Помню ночку темную осеннюю,

С неба мелко дождик моросил,

Шел с тобой я пьяный, похудевший,

Тихо пел и все о ней грустил.

И с нарастающим от страха энтузиазмом:

В переулке пара повстречалася,

Не поверю я своим глазам,

Шла она, к другому прижималася,

И уста скользили по устам…

Тут врачи уже покатывались с хохоту, толкая друг друга локтями. Я, польщенный успехом, продолжал с некоторым неистовством победителя:

Из кармана вынул я наган,

И ударил я свою зазнобушку,

И потом не помнил, как бежал.

Когда я дошел до труп ее упал к моим ногам , тот, в наброшенном халате, уже рыдал, держась за сотрясавшуюся грудь. Веселились, разумеется, и мои сокамерники. Наконец, главный из комиссии, утирая слезы, рявкнул: молчать ! Палата мигом затихла.

– А ты, Робертино Лоретти, тоже молчи,- сказал мне доктор и погладил по парафиновой голове. Я не знал, кто такой этот самый Робертино, но чувствовал себя гордо и обласканно…

На другой день били Мишку.

С утра к Летучеву пришел посетитель. Это был его старший брат, вышедший из тюрьмы по амнистии. Он принес передачу – вареную колбасу

Любительскую и бутылку портвейна. Вечером Вшивый Летуч и Вован выпили вино, ошалели и взъярились. Надо было кого-то бить.

Мишка-еврей был самой подходящей кандидатурой. Он, будто почувствовав угрозу, зарылся под одеяло с головой, но Вован, едва нянечкин ключ повернулся в двери, легко сдернул Мишкину хрупкую защиту. Пока его били, тот вздыхал по-старушечьи. Он молча лежал на спине, поскольку Вован держал его за плечи, слезы стояли в глазах, но не текли. Заплакал он позже, когда Летуч притомился от работы и безгласности жертвы. Тогда Мишка укрылся одеялом и заплакал тихо и бездвижно, и от этой его тихой обреченности мне было особенно не по себе – лучше б он рыдал, кричал и бился. Я не мог ему ничем помочь и страдал от этого. Мне было до того жаль Мишку-еврея, что я тоже зарылся в одеяло и тоже заплакал…

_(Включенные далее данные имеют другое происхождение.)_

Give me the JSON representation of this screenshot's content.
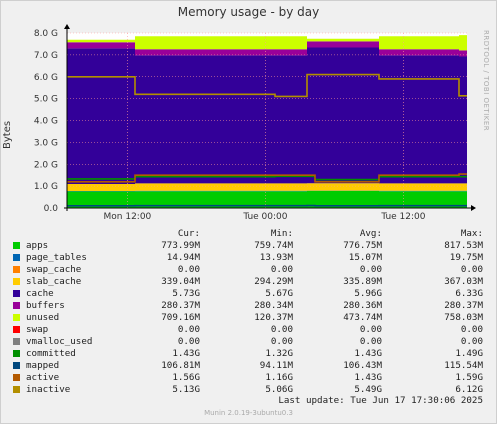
{
  "title": "Memory usage - by day",
  "side_label": "RRDTOOL / TOBI OETIKER",
  "footer": "Munin 2.0.19-3ubuntu0.3",
  "last_update": "Last update:  Tue Jun 17 17:30:06 2025",
  "legend_headers": {
    "cur": "Cur:",
    "min": "Min:",
    "avg": "Avg:",
    "max": "Max:"
  },
  "legend": [
    {
      "name": "apps",
      "color": "#00cc00",
      "cur": "773.99M",
      "min": "759.74M",
      "avg": "776.75M",
      "max": "817.53M"
    },
    {
      "name": "page_tables",
      "color": "#0066b3",
      "cur": "14.94M",
      "min": "13.93M",
      "avg": "15.07M",
      "max": "19.75M"
    },
    {
      "name": "swap_cache",
      "color": "#ff8000",
      "cur": "0.00",
      "min": "0.00",
      "avg": "0.00",
      "max": "0.00"
    },
    {
      "name": "slab_cache",
      "color": "#ffcc00",
      "cur": "339.04M",
      "min": "294.29M",
      "avg": "335.89M",
      "max": "367.03M"
    },
    {
      "name": "cache",
      "color": "#330099",
      "cur": "5.73G",
      "min": "5.67G",
      "avg": "5.96G",
      "max": "6.33G"
    },
    {
      "name": "buffers",
      "color": "#990099",
      "cur": "280.37M",
      "min": "280.34M",
      "avg": "280.36M",
      "max": "280.37M"
    },
    {
      "name": "unused",
      "color": "#ccff00",
      "cur": "709.16M",
      "min": "120.37M",
      "avg": "473.74M",
      "max": "758.03M"
    },
    {
      "name": "swap",
      "color": "#ff0000",
      "cur": "0.00",
      "min": "0.00",
      "avg": "0.00",
      "max": "0.00"
    },
    {
      "name": "vmalloc_used",
      "color": "#808080",
      "cur": "0.00",
      "min": "0.00",
      "avg": "0.00",
      "max": "0.00"
    },
    {
      "name": "committed",
      "color": "#008f00",
      "cur": "1.43G",
      "min": "1.32G",
      "avg": "1.43G",
      "max": "1.49G"
    },
    {
      "name": "mapped",
      "color": "#00487d",
      "cur": "106.81M",
      "min": "94.11M",
      "avg": "106.43M",
      "max": "115.54M"
    },
    {
      "name": "active",
      "color": "#b35a00",
      "cur": "1.56G",
      "min": "1.16G",
      "avg": "1.43G",
      "max": "1.59G"
    },
    {
      "name": "inactive",
      "color": "#b38f00",
      "cur": "5.13G",
      "min": "5.06G",
      "avg": "5.49G",
      "max": "6.12G"
    }
  ],
  "chart_data": {
    "type": "area",
    "title": "Memory usage - by day",
    "ylabel": "Bytes",
    "ylim": [
      0,
      8.0
    ],
    "y_unit": "G",
    "yticks": [
      "0.0",
      "1.0 G",
      "2.0 G",
      "3.0 G",
      "4.0 G",
      "5.0 G",
      "6.0 G",
      "7.0 G",
      "8.0 G"
    ],
    "xticks": [
      {
        "label": "Mon 12:00",
        "t": 0.151
      },
      {
        "label": "Tue 00:00",
        "t": 0.496
      },
      {
        "label": "Tue 12:00",
        "t": 0.841
      }
    ],
    "x_breaks": [
      0,
      0.17,
      0.52,
      0.6,
      0.62,
      0.78,
      0.98,
      1.0
    ],
    "stack_series": [
      {
        "name": "apps",
        "color": "#00cc00",
        "values": [
          0.76,
          0.77,
          0.77,
          0.78,
          0.78,
          0.77,
          0.77,
          0.77
        ]
      },
      {
        "name": "page_tables",
        "color": "#0066b3",
        "values": [
          0.015,
          0.015,
          0.015,
          0.015,
          0.015,
          0.015,
          0.015,
          0.015
        ]
      },
      {
        "name": "swap_cache",
        "color": "#ff8000",
        "values": [
          0,
          0,
          0,
          0,
          0,
          0,
          0,
          0
        ]
      },
      {
        "name": "slab_cache",
        "color": "#ffcc00",
        "values": [
          0.32,
          0.34,
          0.34,
          0.34,
          0.34,
          0.34,
          0.34,
          0.34
        ]
      },
      {
        "name": "cache",
        "color": "#330099",
        "values": [
          6.2,
          5.85,
          5.85,
          6.2,
          6.2,
          5.85,
          5.8,
          5.8
        ]
      },
      {
        "name": "buffers",
        "color": "#990099",
        "values": [
          0.28,
          0.28,
          0.28,
          0.28,
          0.28,
          0.28,
          0.28,
          0.28
        ]
      },
      {
        "name": "unused",
        "color": "#ccff00",
        "values": [
          0.12,
          0.6,
          0.6,
          0.12,
          0.12,
          0.6,
          0.7,
          0.71
        ]
      }
    ],
    "line_series": [
      {
        "name": "committed",
        "color": "#008f00",
        "values": [
          1.33,
          1.43,
          1.45,
          1.45,
          1.3,
          1.43,
          1.43,
          1.43
        ]
      },
      {
        "name": "mapped",
        "color": "#00487d",
        "values": [
          0.1,
          0.106,
          0.106,
          0.11,
          0.1,
          0.106,
          0.106,
          0.107
        ]
      },
      {
        "name": "active",
        "color": "#b35a00",
        "values": [
          1.2,
          1.5,
          1.5,
          1.5,
          1.2,
          1.5,
          1.55,
          1.56
        ]
      },
      {
        "name": "inactive",
        "color": "#b38f00",
        "values": [
          6.0,
          5.2,
          5.1,
          6.1,
          6.1,
          5.9,
          5.13,
          5.13
        ]
      }
    ]
  }
}
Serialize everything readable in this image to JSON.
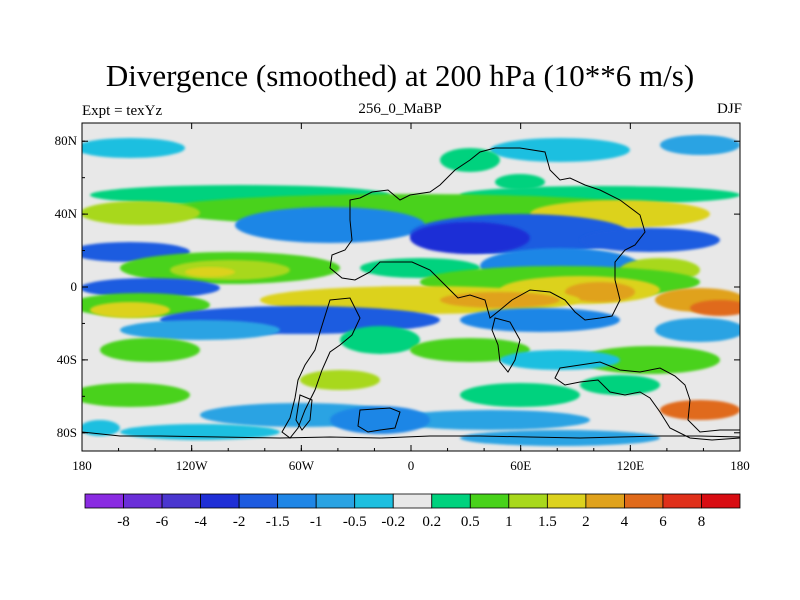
{
  "title": "Divergence (smoothed) at 200 hPa (10**6 m/s)",
  "left_label": "Expt = texYz",
  "center_label": "256_0_MaBP",
  "right_label": "DJF",
  "x_ticks": [
    "180",
    "120W",
    "60W",
    "0",
    "60E",
    "120E",
    "180"
  ],
  "y_ticks": [
    "80N",
    "40N",
    "0",
    "40S",
    "80S"
  ],
  "colorbar": {
    "levels": [
      "-8",
      "-6",
      "-4",
      "-2",
      "-1.5",
      "-1",
      "-0.5",
      "-0.2",
      "0.2",
      "0.5",
      "1",
      "1.5",
      "2",
      "4",
      "6",
      "8"
    ],
    "colors": [
      "#8a2be2",
      "#6a2ed8",
      "#4a36cf",
      "#1f2fd6",
      "#1d5be0",
      "#1f86e6",
      "#2aa3e3",
      "#1dbfe0",
      "#e8e8e8",
      "#00d27e",
      "#48d21a",
      "#a8d81c",
      "#dcd21e",
      "#e0a21c",
      "#e06a1a",
      "#e0301a",
      "#d80c12"
    ]
  },
  "chart_data": {
    "type": "heatmap",
    "title": "Divergence (smoothed) at 200 hPa (10**6 m/s)",
    "xlim": [
      -180,
      180
    ],
    "ylim": [
      -90,
      90
    ],
    "field_bands": [
      {
        "lat": 70,
        "category": "weak convergence (-0.5)"
      },
      {
        "lat": 50,
        "category": "divergence (0.5 to 1)"
      },
      {
        "lat": 38,
        "category": "divergence (1.5 to 2)"
      },
      {
        "lat": 22,
        "category": "convergence (-2 to -4)"
      },
      {
        "lat": 8,
        "category": "divergence (1 to 2)"
      },
      {
        "lat": 0,
        "category": "convergence (-2)"
      },
      {
        "lat": -10,
        "category": "divergence (2 to 6)"
      },
      {
        "lat": -22,
        "category": "convergence (-1 to -2)"
      },
      {
        "lat": -42,
        "category": "divergence (0.5 to 1.5)"
      },
      {
        "lat": -55,
        "category": "convergence (-0.5 to -1)"
      },
      {
        "lat": -78,
        "category": "convergence (-0.5)"
      }
    ]
  }
}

Между тем лишай сошел с моей головы, меня выписали, и я пришел в первый класс с опозданием на месяц. Все уже умели окунать острое перо с дырочкой посредине в чернильницы, а я не умел. Писать-то меня в доме давно научили, но карандашом. И при этом я опоздал научиться выводить красивые вензеля вместо заглавных букв, а мои однокашники это уже прошли. Я попал в двоечники. В этом была своя выгода, ведь я мог сидеть на задней парте и считаться хулиганом, тем более что никто из моих товарищей по начальному обучению не знал тех песен, что на перемене пел я. Я оказался Робертино в масштабе первой смены первого класса, своего рода достопримечательностью. А поскольку другие здесь не знали таких замечательных слов, то я не стесняясь

давал петуха , и никто из однокашников не посмел бы указать мне на мою тугоухость.